Sterling states that she "surrendered to vanity." Vanity is makeup. Vanity is a hot outfit. Plastic surgery is a grotesque of vanity, born of America's "think young" mentality. Revealing that the temporary relief of her feelings of inadequacy cost $15,000 is a further example of the obscenely decadent extremes women are encouraged to go to in order to look like something we are not. No matter how many nips and tucks she gets, her attitude dates her more than any wrinkle. I'm confident that I'm not only speaking for myself when I say that women don't all dress with men in mind. Some of us actually dress comfortably and for ourselves. Some of us don't mind not looking like the women on TV. Some of us even live our own lives, with or without partners.

The saddest part is that this could have been an excellent opportunity for Sterling to realize that the wisdom and experience of her years have brought her to a place where she no longer needs to change to please others, how she has found something more meaningful than looks. Perhaps she could've even given women something other than the same old "horrors of getting old" drivel, but that did not happen. Instead we get insight akin to that of a 13-year-old girl who blows her allowance to buy makeup for the big dance. But I'm sure Ms. Sterling looks stunning.

-- Lauren Ryder

Sadly enough, Terri Greene Sterling's article reveals why the values of most "hippie chicks" are now largely thought to be as transparent and passing as her "makeover." Everyone has a right to look and feel their best, but her decision to finally take the knife to her face only lends weight to those who discredit the ideals of her generation.

-- Dr. Daniel Gonzalez

[Read "Trial by Public Humiliation," by Janelle Brown.]

The writer mentions that the legal requirement for a mother to publish her name, age, physical features, and names of sexual partners only applies to women giving up their babies for private adoption, not to a state agency. Brown writes that the notification/disclosure rule is waived for babies given to the state. The story is structured so that private adoption is the only good method of adoption and pregnant mothers would not even consider state adoption but would rather choose abortion or raising the baby themselves.

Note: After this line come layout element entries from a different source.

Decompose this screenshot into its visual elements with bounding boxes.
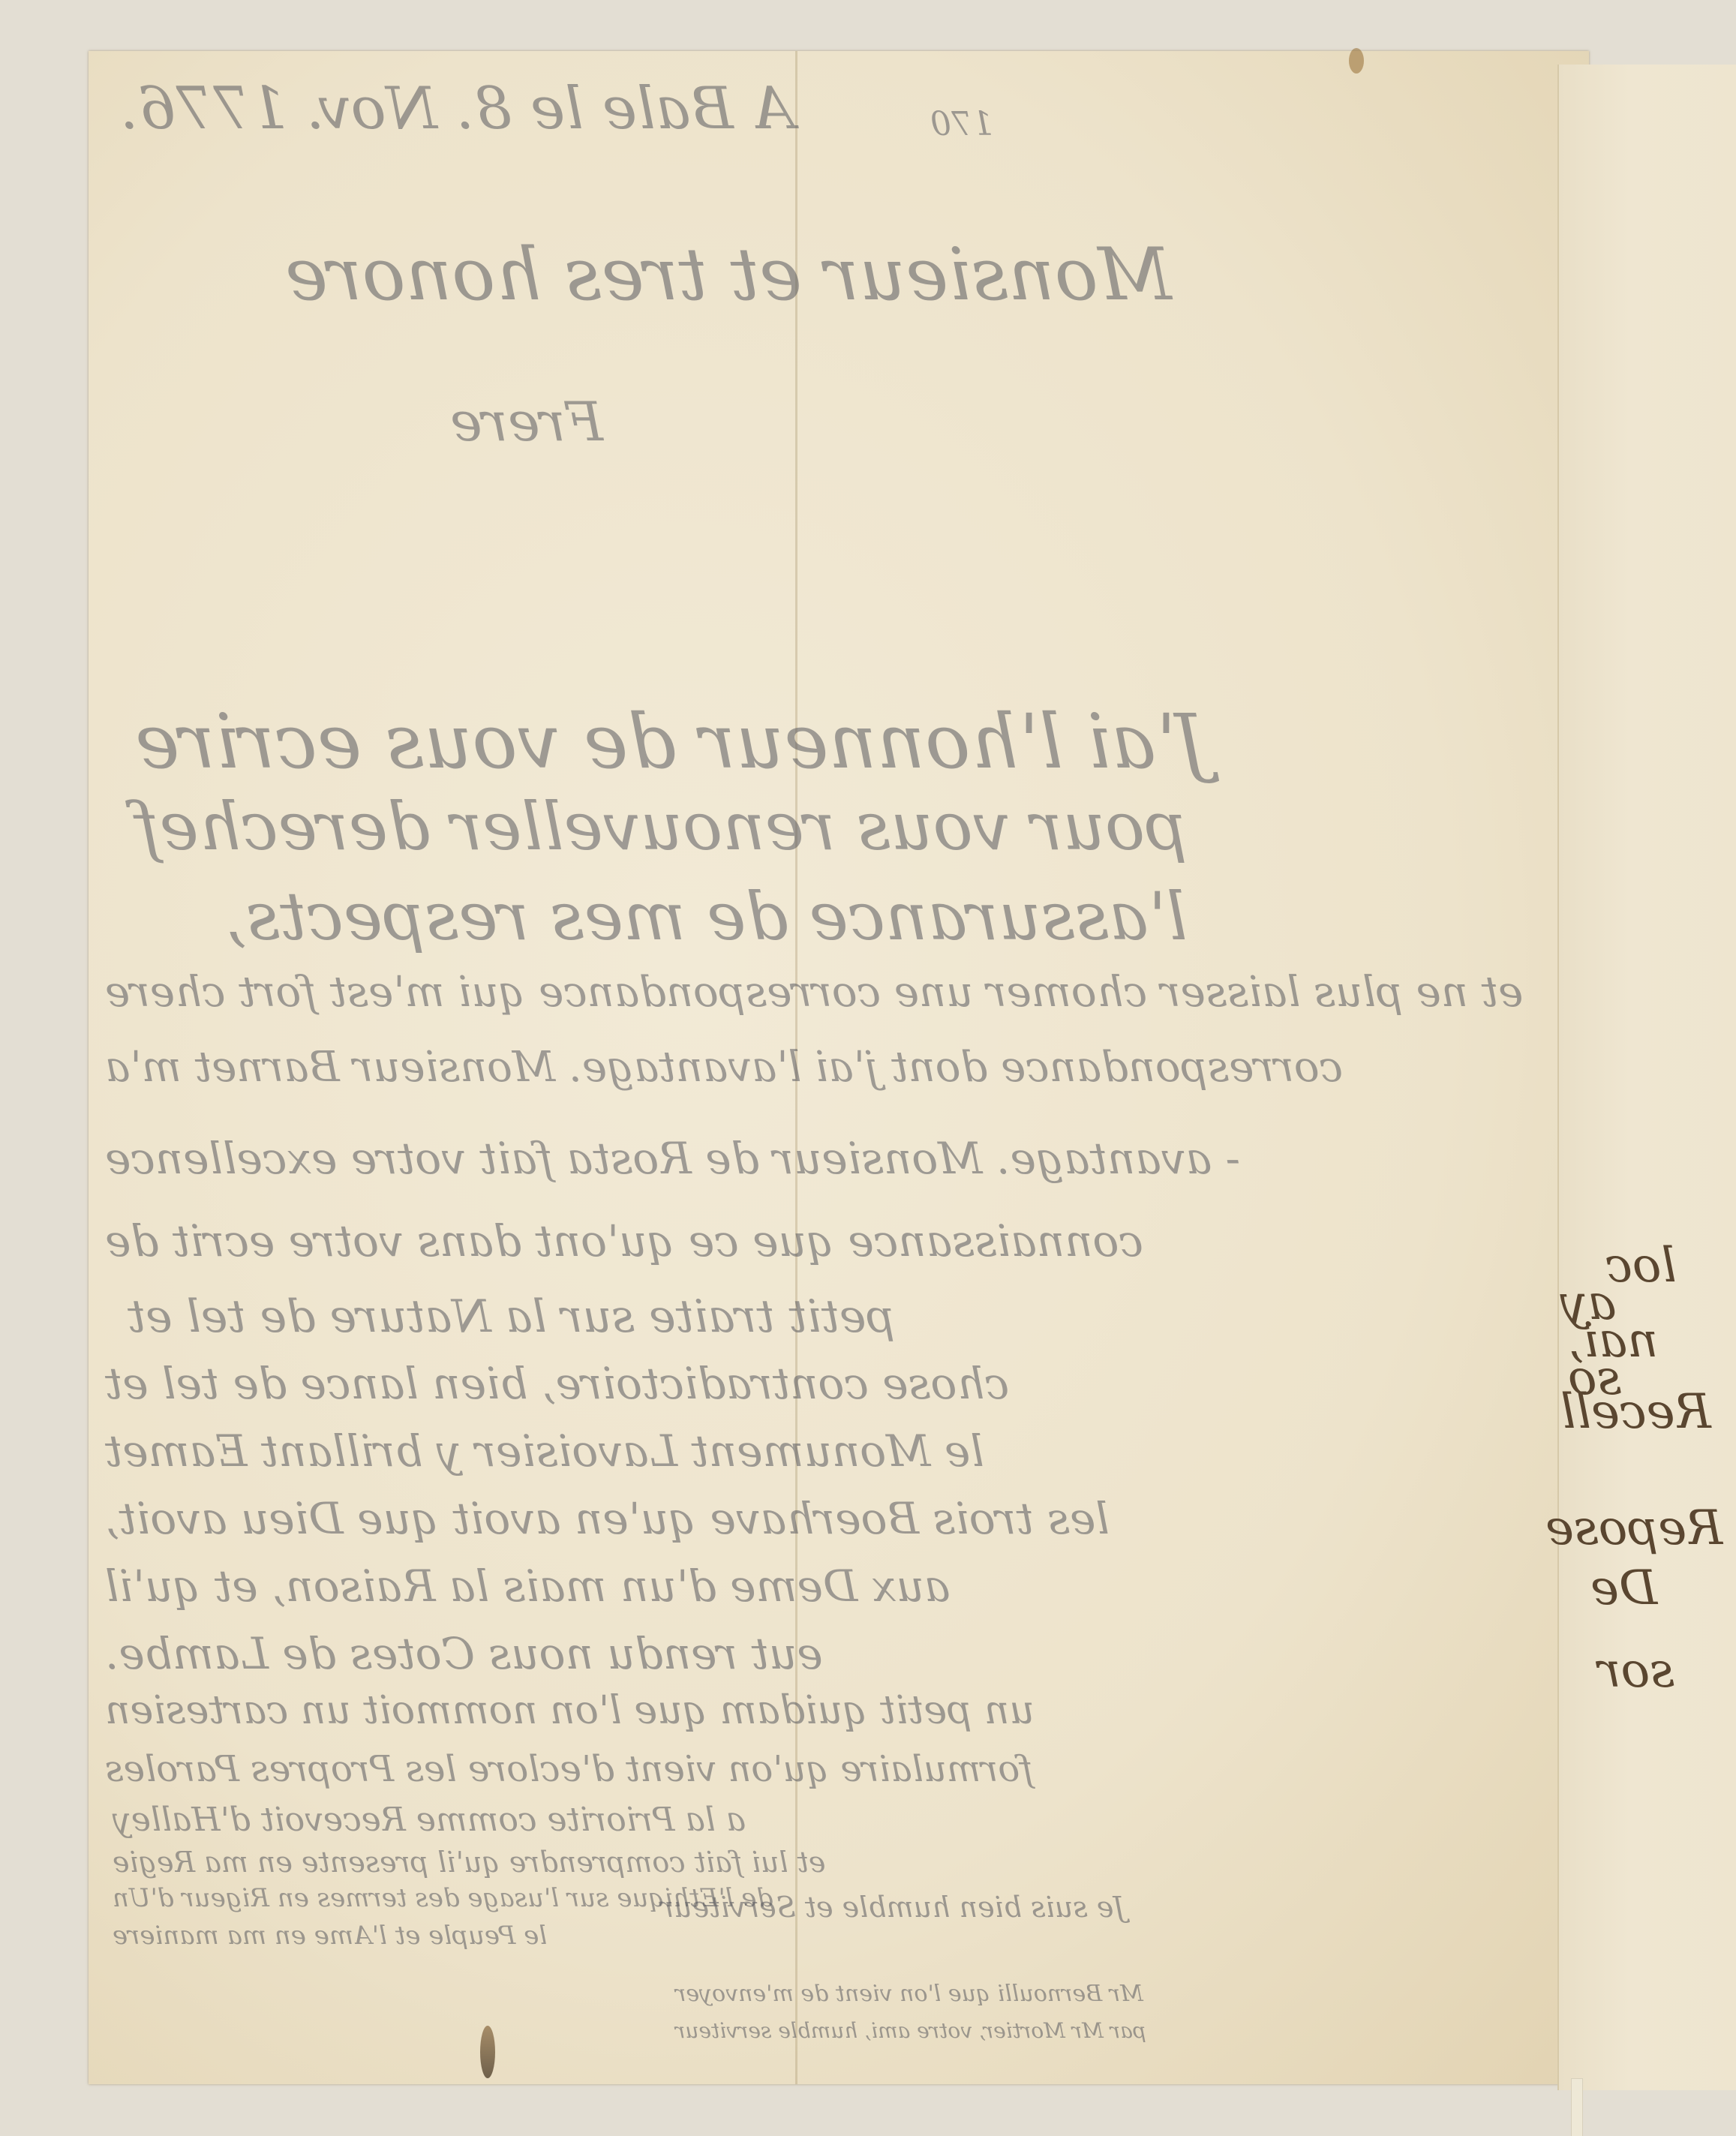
body-line: - avantage. Monsieur de Rosta fait votre… xyxy=(105,1133,1240,1184)
body-line: Mr Bernoulli que l'on vient de m'envoyer xyxy=(675,1981,1143,2007)
ink-stain xyxy=(1349,48,1364,74)
mounting-strip xyxy=(1571,2078,1583,2136)
body-line: pour vous renouveller derechef xyxy=(135,788,1187,865)
ink-fragment: sor xyxy=(1598,1643,1674,1699)
body-line: le Peuple et l'Ame en ma maniere xyxy=(113,1921,547,1951)
body-line: petit traite sur la Nature de tel et xyxy=(128,1290,895,1343)
body-line: par Mr Mortier, votre ami, humble servit… xyxy=(675,2018,1146,2043)
salutation: Monsieur et tres honore xyxy=(285,233,1172,317)
body-line: et lui fait comprendre qu'il presente en… xyxy=(113,1846,825,1879)
burn-stain xyxy=(480,2026,495,2078)
body-line: un petit quidam que l'on nommoit un cart… xyxy=(105,1688,1035,1733)
body-line: l'assurance de mes respects, xyxy=(225,878,1188,955)
body-line: formulaire qu'on vient d'eclore les Prop… xyxy=(105,1748,1033,1790)
body-line: et ne plus laisser chomer une correspond… xyxy=(105,968,1523,1017)
body-line: J'ai l'honneur de vous ecrire xyxy=(135,698,1206,786)
dateline: A Bale le 8. Nov. 1776. xyxy=(120,75,794,143)
body-line: aux Deme d'un mais la Raison, et qu'il xyxy=(105,1561,950,1612)
ink-fragment: De xyxy=(1590,1561,1657,1616)
ink-fragment: Repose xyxy=(1545,1501,1722,1556)
body-line: les trois Boerhave qu'en avoit que Dieu … xyxy=(105,1493,1110,1544)
body-line: chose contradictoire, bien lance de tel … xyxy=(105,1358,1009,1409)
right-leaf xyxy=(1557,65,1736,2090)
ink-fragment: Recell xyxy=(1560,1384,1711,1440)
body-line: Je suis bien humble et Serviteur xyxy=(660,1891,1125,1924)
body-line: le Monument Lavoisier y brillant Eamet xyxy=(105,1426,984,1477)
salutation-cont: Frere xyxy=(450,390,603,453)
folio-number: 170 xyxy=(930,105,993,143)
body-line: a la Priorite comme Recevoit d'Halley xyxy=(113,1801,746,1839)
body-line: connaissance que ce qu'ont dans votre ec… xyxy=(105,1215,1143,1266)
body-line: eut rendu nous Cotes de Lambe. xyxy=(105,1628,823,1679)
body-line: correspondance dont j'ai l'avantage. Mon… xyxy=(105,1043,1343,1092)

I suspect the mothers who dismiss state adoption out of hand are interested in the financial rewards offered by private adoption. Many well-heeled but childless couples are willing to pay thousands of dollars for a healthy baby to adopt, but state agencies hold out no such prizes.

-- Charles Primm

The Florida adoption notification law may be draconian, but I don't think it goes far enough. If it's fair to impose this burden on women, men should have to publish notices such as this: "Joe Blow, Ft. Lauderdale, age 28, 5'11", beer gut, shaved head, enlarged forehead, small penis. Had sex with some drunk chick in Miami last summer. Don't remember if I used a condom. Shit, I hope I didn't knock her up. That would, like, totally suck. If I did -- and I'm not sayin' nothin' -- my phone number is 555-8464."

Seems fair to me.

-- Sean Carr

I'm confused. The Florida legislature refused to approve a law that would have men register as potential fathers, on a list I assume the public would have to have gone down to Public Records to access, because a wife might see her husband's name there. But to see the name, a wife would have to suspect her husband in the first place, and go to the effort of looking, which, if it was a sexual encounter outside of Florida, would take time and the money -- both to identify the state where the other woman lived, and to travel to Florida to check the records to see if that woman might have become pregnant.

Whereas, as the current law is written, the woman places a newspaper ad with the man's name -- in the city where he lives! Which is the wife of a philandering husband more likely to see? Never mind the law's other heinous aspects, if the goal was "protect the man," it makes no sense. How did it ever get passed?